Potrzeba oglądania w duecie

"Otello" - reż. Agnieszka Olsten - Teatr Narodowy w Warszawie

"Otello" brzmi równie zachęcająco dla widza, jak też jest wielkim wyzwaniem dla każdego twórcy. Ileż to filmów powstało na kanwie sztuki Wiliama Szekspira, od chwili jej napisania dla Sceny Elżbietanskiej?... Ile oper wystawiono do tej pory na całym świecie?... Trudno to dzisiaj zliczyć. Tym razem miałem obejrzeć małą, kameralną inscenizację na scenie przy ulicy Wierzbowej

Zanim odwiedziłem tę scenę Teatru Narodowego musiałem trochę poczekać, bo wejściówki można otrzymać na godzinę przed spektaklem. Spacerowałem więc po otaczającym teatr parku spoglądając na ciężko pracujących budowniczych. Coś tam remontowali i stawiali kolejny dom. Usiadłem na kamiennej ławeczce mimowolnie dotykając ukrytego przycisku. Niespodziewanie w ciemności usłyszałem wydobywane na klawikordzie tony muzyki Fryderyka Chopina. Nastroiły mnie one do powrotu w kierunku sceny, na której czarny Otello miał dusić niewinną Desdemonę. Ani tytułowy bohater nie był Murzynem, ani też w zamordowanej Desdemonie trudno było się dopatrzyć tak wielu cnót, jakie jej przypisywał Wiliam Szekspir. Wielowiekowe obserwacje ludzkiej natury zaowocowały spektaklem, który zebrał najgorsze z możliwych opinie i doczekał się recenzji, jakich nie pokazuje się nawet najbliższym sercu przyjaciołom. Tymczasem mnie ten teatr wyjątkowo przypadł do gustu, nie licząc krótkiej drzemki, jaką sprowokowała zbyt długa ekspozycja. Może nie każdy zna tę smutną historię, ale większość wie, o co chodzi w tym dramacie. Mimo wszystko zacytuję niezbędnik dla potencjalnego widza, który zechce obejrzeć przedstawienie:

„Jest to studium chorobliwej nienawiści i zazdrości. Historia dowódcy weneckiej armii, Otella, który pod wpływem knowań swego adiutanta Iaga przestaje wierzyć w wierność swej żony, Desdemony.„

Dlatego wcześniej Mariusz Treliński (pracujący w budynku naprzeciwko sceny kameralnej Teatru Narodowego), pozwolił sobie na twórczy eksperyment, co nie oznacza automatycznie sukcesu... Trudno o nim mówić sądząc po recenzjach, ale warto je odrzucić i zaufać opinii zwykłego widza. Skoro klasyk mówił, że wojna jest zbyt poważną sprawą, aby powierzać ją generałom, to może i w sztuce teatralnej ta prawda ma zastosowanie przynajmniej w takim samym stopniu. Dlatego żałowałem, że idę sam na spektakl zmuszony sądzić to, co wiem po obejrzeniu widowiska. Towarzysząca mi osoba mogłaby mi dokładnie opowiedzieć, co się działo w trakcie mojej smacznej drzemki albo po prostu nie pozwolić mi na kompromitujący sen. Trudno, muszę przyznać, że jest to kolejne przedstawienie, z którego wyszedłem równie zachwycony, jak też zaskoczony.

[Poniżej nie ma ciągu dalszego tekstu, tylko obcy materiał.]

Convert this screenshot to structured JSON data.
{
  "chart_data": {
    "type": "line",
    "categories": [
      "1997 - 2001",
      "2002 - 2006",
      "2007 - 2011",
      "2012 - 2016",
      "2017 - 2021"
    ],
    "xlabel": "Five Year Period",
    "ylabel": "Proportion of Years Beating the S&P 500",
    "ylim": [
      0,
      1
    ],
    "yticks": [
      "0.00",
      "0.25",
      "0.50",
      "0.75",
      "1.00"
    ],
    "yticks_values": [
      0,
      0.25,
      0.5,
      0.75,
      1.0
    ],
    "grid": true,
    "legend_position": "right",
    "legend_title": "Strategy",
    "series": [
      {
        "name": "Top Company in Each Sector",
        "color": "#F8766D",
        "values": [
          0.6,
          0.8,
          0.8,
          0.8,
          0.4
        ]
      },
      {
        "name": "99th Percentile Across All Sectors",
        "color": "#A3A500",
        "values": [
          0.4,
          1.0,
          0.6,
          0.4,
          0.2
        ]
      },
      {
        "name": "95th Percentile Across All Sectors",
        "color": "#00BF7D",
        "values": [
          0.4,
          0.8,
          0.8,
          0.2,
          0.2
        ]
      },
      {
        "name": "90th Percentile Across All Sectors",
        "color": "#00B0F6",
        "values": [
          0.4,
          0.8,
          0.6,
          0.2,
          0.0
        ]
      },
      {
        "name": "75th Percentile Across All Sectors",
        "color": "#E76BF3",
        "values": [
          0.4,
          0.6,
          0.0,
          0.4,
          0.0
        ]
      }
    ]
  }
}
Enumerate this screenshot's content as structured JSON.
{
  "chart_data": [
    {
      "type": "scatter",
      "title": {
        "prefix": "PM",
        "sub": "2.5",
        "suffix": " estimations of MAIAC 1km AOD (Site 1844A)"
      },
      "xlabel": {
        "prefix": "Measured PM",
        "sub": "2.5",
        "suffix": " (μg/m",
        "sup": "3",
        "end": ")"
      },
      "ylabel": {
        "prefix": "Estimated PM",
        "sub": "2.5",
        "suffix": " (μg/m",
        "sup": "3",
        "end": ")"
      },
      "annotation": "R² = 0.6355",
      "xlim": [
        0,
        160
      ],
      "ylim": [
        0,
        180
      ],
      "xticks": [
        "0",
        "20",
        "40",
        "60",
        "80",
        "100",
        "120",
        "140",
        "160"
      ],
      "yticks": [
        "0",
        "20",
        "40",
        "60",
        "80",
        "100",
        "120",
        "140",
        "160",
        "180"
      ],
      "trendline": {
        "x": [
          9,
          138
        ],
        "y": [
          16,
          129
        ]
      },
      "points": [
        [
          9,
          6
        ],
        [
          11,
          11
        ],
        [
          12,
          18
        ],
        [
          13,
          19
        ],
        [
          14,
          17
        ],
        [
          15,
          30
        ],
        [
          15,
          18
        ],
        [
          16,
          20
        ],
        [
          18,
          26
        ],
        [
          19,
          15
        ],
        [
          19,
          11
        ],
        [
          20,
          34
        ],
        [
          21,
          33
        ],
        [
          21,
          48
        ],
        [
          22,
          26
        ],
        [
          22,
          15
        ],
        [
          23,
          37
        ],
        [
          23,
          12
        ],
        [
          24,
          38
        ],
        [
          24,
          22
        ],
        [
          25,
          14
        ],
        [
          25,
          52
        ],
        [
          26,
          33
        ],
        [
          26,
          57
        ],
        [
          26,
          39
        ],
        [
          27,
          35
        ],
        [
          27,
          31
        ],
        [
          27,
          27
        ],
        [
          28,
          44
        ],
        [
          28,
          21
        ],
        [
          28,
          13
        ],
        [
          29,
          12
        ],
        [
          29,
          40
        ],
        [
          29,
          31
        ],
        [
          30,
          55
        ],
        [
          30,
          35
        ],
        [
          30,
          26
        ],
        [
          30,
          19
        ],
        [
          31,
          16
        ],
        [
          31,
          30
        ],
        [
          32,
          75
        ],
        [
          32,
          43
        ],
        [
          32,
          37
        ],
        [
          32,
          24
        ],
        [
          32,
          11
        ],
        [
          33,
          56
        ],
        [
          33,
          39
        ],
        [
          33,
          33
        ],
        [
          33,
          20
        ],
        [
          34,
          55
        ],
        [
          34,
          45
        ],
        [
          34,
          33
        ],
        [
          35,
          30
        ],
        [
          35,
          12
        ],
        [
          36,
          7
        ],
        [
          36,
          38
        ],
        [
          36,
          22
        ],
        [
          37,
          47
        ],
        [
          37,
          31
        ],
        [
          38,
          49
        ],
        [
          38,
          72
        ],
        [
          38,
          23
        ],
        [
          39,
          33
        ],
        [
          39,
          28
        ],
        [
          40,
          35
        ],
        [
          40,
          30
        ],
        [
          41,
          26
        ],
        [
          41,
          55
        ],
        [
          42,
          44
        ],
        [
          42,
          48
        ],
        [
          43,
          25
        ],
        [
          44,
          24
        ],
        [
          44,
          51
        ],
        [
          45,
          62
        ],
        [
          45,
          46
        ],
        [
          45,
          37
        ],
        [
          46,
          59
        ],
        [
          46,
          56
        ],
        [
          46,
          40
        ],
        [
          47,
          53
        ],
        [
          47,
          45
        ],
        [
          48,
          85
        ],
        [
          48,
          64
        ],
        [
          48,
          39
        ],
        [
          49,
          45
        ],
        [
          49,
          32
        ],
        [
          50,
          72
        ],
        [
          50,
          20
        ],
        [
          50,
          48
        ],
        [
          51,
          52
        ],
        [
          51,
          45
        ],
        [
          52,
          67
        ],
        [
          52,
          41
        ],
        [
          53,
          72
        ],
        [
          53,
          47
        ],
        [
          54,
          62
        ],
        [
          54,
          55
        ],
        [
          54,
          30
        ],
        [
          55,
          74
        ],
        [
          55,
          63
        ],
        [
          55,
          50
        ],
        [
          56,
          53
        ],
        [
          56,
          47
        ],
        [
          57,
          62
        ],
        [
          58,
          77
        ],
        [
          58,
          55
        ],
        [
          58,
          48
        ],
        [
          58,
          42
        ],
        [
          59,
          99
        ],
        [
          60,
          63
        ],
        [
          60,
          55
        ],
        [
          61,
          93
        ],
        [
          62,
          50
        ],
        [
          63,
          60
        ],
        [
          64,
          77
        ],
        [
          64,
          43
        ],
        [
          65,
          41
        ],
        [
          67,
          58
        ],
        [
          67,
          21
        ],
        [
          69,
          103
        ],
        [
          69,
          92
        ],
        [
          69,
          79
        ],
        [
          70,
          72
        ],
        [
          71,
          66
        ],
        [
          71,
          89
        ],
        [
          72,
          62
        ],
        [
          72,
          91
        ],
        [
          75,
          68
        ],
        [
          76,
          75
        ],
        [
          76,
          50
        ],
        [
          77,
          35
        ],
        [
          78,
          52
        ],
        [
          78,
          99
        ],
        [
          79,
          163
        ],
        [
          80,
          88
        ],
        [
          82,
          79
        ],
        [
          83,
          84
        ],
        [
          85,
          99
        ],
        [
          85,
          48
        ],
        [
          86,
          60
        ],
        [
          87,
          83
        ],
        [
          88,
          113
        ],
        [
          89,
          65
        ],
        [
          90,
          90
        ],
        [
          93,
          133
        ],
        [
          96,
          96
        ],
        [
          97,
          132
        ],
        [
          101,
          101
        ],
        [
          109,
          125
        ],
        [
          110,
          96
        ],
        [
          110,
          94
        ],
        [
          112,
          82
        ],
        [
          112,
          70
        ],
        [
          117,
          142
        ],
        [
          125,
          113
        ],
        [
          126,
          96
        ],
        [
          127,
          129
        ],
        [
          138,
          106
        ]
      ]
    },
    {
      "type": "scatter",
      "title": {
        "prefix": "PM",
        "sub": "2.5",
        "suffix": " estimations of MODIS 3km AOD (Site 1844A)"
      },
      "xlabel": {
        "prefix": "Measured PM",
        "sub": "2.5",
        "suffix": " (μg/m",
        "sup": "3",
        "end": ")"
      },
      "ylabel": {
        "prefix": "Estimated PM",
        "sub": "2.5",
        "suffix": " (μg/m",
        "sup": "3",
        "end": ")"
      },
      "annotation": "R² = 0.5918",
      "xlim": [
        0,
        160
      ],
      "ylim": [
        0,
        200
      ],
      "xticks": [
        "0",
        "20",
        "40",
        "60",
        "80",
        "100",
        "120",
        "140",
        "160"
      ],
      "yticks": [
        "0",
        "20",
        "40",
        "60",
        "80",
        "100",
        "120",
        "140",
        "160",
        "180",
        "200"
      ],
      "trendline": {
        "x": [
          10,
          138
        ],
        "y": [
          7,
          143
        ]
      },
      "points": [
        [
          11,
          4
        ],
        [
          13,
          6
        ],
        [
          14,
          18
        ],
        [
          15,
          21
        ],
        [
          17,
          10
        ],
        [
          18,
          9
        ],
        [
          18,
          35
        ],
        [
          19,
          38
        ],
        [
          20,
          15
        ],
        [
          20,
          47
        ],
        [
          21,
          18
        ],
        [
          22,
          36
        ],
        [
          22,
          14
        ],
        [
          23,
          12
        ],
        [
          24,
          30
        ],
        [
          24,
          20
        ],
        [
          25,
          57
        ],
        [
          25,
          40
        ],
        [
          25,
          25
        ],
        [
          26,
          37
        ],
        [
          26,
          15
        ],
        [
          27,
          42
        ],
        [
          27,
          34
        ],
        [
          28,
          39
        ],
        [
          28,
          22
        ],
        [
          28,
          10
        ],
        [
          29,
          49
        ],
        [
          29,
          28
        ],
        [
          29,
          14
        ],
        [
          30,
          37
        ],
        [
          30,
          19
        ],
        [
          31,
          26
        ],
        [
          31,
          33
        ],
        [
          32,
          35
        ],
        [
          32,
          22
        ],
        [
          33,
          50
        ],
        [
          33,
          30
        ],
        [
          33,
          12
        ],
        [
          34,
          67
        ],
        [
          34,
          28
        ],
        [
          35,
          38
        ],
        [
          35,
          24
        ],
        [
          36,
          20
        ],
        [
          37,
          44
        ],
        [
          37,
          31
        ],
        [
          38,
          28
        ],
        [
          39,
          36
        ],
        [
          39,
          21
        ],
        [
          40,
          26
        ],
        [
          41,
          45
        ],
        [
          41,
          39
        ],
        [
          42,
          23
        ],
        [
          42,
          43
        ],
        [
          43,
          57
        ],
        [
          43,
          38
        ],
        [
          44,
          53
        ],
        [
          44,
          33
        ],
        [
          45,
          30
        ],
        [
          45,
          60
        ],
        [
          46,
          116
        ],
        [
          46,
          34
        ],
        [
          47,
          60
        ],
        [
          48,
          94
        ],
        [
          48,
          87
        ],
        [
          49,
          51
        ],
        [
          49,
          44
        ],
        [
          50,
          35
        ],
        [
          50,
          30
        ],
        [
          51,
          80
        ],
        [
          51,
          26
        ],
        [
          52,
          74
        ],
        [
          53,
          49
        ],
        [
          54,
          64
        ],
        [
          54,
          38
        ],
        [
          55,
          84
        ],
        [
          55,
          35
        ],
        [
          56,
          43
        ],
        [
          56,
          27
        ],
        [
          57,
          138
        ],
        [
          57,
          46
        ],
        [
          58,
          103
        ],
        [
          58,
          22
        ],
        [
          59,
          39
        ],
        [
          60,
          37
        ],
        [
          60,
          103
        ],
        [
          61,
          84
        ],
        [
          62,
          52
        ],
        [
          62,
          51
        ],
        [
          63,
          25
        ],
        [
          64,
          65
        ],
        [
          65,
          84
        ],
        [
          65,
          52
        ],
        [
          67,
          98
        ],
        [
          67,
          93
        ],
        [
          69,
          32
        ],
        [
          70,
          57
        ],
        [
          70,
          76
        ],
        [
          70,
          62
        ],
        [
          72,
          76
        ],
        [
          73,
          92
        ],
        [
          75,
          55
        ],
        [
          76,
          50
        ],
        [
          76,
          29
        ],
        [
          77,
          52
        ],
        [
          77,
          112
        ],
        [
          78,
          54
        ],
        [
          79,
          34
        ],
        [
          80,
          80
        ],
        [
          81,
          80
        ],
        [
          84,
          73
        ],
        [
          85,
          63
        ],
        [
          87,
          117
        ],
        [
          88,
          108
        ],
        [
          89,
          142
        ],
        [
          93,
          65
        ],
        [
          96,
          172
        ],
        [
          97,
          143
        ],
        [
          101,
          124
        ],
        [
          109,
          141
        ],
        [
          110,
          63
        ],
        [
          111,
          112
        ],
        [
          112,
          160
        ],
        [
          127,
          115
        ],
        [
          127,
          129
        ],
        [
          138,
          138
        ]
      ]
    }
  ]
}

Otwieram bowiem wszelkie dostępne periodyki teatralne i recenzje w sieci Internet, a tam wszystko powiela się w agresywnym tonie i w myśl zasady: „Huzia na Józia!”... Tym Józiem okazała się kobieta, może zbyt młoda aby zaskarbić sobie uznanie współczesnej krytyki. Ci sami, tacy sami ludzie odsądzali patrona sceny kameralnej Teatru Narodowego od czci i wiary, zanim nie został jej dyrektorem. Podobne cięgi zbierał legendarny Mistrz Grotowski, Konrad Swinarski, a nawet Adam Hanuszkiewicz. Jak się nazywa ta młoda, reżyserująca „Otella”, dama?... Nie powiem, tak, jak nie zdradzę nazwiska patrona sceny kameralnej. Wszystko jest zawarte w programie teatralnym, ale do tego potrzeba odrobiny aktywności intelektualnej, do której bardzo gorąco zachęcam. Z tego samego powodu nie mam ochoty wyliczać szczegółowo obsady, chociaż należy uczynić wyjątek dla Jerzego Radziwiłłowicza odtwarzającego główną postać dramatu Szekspira.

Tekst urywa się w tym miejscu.